Gesundheitswesen (Bundesverband der Arzte des Offentlichen Gesundheitsdienstes (Germany))

PubMedID: 19455490

Lüngen M, Rath T, Schwartze D, Büscher G, Bokern E. [Convergence tendencies in inpatient oncological care after implementation of diagnosis-related groups in Germany]. Gesundheitswesen. 2009;71(12):809-15.
An increase of the convergence of medical services towards specialised hospitals with high case numbers is often assumed as a result of the implementation of diagnosis-related groups (DRG; case-based lump sum reimbursement). So far, estimates of the extent to which this effect occurs after the recent implementation of DRGs are not available in Germany.

Claims data of about 23,600,000 insured within the inclusive period 2004-2007 were analysed. All cases with the main diagnosis of lung cancer, prostate cancer, and colorectal cancer were included in the study.
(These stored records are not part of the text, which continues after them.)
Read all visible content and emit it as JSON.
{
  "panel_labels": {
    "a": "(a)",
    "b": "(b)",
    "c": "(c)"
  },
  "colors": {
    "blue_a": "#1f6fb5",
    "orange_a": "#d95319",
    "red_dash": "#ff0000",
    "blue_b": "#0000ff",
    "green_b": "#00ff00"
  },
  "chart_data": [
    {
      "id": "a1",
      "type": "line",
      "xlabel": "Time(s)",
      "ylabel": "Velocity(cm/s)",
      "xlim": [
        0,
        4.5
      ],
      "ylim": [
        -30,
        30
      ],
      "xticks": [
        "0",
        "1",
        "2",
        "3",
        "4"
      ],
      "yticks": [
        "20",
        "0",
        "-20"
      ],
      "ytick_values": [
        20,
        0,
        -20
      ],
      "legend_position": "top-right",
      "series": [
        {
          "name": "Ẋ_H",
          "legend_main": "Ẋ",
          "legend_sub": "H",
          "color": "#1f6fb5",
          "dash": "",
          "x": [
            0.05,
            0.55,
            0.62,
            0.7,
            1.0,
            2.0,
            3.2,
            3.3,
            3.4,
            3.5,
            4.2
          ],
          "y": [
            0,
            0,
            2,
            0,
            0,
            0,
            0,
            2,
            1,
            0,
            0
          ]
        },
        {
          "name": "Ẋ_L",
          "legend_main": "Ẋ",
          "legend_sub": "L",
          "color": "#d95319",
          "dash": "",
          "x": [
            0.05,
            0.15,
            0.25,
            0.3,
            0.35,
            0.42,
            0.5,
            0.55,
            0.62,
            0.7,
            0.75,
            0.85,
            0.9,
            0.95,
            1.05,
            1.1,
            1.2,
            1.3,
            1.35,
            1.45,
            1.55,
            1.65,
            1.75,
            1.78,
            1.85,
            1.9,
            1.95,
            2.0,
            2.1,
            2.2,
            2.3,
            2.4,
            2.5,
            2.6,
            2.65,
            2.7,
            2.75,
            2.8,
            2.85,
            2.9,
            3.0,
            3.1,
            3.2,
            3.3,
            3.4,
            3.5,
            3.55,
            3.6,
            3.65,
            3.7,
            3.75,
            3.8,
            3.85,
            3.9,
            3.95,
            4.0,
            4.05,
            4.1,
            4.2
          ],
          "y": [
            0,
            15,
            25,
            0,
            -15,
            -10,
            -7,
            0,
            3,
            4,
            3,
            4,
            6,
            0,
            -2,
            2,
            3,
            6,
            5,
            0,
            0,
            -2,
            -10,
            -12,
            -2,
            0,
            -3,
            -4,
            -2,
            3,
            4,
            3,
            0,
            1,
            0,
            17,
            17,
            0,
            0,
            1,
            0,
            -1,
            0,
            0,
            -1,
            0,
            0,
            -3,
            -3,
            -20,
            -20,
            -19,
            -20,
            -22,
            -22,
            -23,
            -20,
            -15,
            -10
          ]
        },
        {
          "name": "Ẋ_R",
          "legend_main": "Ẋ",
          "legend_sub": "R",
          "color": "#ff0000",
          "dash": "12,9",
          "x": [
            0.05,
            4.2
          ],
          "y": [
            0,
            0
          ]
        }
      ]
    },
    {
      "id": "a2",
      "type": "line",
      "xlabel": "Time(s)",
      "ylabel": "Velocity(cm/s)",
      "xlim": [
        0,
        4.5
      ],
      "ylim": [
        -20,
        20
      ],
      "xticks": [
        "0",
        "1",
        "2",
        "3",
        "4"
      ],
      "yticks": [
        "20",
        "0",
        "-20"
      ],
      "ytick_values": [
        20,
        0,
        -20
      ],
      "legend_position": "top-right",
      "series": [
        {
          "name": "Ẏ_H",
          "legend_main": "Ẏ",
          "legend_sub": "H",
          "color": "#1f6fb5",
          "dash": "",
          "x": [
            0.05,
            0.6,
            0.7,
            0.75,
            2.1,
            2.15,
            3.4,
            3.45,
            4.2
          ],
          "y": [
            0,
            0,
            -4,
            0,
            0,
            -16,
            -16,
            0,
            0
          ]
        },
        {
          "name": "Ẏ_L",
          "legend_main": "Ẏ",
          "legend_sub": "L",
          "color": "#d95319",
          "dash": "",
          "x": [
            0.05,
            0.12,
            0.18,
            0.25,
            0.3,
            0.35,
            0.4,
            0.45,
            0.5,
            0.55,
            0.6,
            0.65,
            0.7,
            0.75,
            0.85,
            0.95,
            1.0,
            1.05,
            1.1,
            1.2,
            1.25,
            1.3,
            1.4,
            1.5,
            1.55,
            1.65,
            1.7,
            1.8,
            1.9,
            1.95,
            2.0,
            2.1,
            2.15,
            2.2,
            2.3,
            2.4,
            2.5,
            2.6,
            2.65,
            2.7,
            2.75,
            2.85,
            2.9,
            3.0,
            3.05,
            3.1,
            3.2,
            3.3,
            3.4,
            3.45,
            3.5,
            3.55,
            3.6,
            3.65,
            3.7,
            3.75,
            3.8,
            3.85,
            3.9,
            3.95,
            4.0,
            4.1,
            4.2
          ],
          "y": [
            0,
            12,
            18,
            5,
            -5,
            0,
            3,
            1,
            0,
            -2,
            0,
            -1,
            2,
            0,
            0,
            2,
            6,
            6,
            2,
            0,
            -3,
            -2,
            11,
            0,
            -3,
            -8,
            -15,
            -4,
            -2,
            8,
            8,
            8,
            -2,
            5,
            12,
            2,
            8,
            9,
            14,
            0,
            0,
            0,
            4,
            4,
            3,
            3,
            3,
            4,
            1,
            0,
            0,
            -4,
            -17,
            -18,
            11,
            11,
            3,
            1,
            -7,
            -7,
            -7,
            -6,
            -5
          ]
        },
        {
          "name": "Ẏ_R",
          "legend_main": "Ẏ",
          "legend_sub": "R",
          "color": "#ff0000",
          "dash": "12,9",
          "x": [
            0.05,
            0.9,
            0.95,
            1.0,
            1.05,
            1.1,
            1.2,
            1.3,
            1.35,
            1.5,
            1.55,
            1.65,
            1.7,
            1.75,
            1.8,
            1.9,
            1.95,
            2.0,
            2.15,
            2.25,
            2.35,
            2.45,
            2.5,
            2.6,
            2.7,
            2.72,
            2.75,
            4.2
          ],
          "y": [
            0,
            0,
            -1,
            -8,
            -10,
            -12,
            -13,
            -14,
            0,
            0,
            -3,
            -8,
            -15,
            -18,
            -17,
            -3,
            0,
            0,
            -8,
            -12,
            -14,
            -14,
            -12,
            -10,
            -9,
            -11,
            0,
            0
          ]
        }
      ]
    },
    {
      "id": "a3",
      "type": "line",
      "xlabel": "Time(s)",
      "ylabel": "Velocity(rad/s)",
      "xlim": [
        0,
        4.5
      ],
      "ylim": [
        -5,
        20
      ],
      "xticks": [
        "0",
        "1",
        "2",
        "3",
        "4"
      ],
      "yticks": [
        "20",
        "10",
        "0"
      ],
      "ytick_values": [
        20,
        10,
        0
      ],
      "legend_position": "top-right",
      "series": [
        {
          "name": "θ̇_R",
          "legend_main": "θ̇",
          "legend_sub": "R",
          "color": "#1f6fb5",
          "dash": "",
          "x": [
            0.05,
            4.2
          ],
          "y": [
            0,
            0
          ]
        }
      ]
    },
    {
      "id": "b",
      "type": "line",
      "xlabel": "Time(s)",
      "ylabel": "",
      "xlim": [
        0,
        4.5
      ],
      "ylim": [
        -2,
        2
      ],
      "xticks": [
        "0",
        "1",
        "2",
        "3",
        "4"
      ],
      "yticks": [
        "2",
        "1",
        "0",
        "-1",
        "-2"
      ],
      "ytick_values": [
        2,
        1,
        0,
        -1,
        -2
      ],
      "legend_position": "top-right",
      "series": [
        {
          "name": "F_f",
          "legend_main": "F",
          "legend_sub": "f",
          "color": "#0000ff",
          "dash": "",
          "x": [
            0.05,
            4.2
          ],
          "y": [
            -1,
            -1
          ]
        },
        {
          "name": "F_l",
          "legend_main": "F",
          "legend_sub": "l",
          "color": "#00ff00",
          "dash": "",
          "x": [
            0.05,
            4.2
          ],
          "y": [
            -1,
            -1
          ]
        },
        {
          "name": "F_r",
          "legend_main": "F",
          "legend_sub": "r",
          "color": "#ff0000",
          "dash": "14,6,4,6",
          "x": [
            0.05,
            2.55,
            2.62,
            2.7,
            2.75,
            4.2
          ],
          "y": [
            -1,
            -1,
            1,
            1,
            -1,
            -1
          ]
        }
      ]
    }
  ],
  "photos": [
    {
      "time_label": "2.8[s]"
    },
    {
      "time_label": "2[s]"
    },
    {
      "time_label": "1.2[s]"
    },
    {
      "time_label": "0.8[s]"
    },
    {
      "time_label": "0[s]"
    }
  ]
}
Broken down by entities and years, graphical and statistical concentration measures as well as the percentages of different hospital size classes were calculated.

Increasing case numbers could be observed for all entities within the period (lung cancer:+25.7%; prostate cancer:+12.5%; colorectal cancer:+8.1%). The concentration measures showed hardly any changes in the course of time. The absolute increase of case numbers seems to affect those hospitals with case numbers higher than 50 per year above average [lung cancer cases in a hospital group including hospitals with more than 50 cases 2004 (percentage): 78.1% and 2007: 81.6%; prostate cancer: 67.4% and 71.7%; colorectal: 72.5% and 75.9%], whereas case numbers of hospital groups including hospitals with case numbers less than 50 per year remain unchanged or grow more slowly.

The convergence of oncological services towards a few specialised centres has not yet been accelerated by the implementation of DRG's. Fundamentally, relative changes can be noticed due to case number increases in large centres, not because of service cutbacks and shifts from smaller hospitals. Reasons for this could either be the inflexibility of capacity planning or control options of the statutory health insurance.

Further research of convergence tendencies and its drivers is required to be able to draw any benefit from efficiency and quality potentials.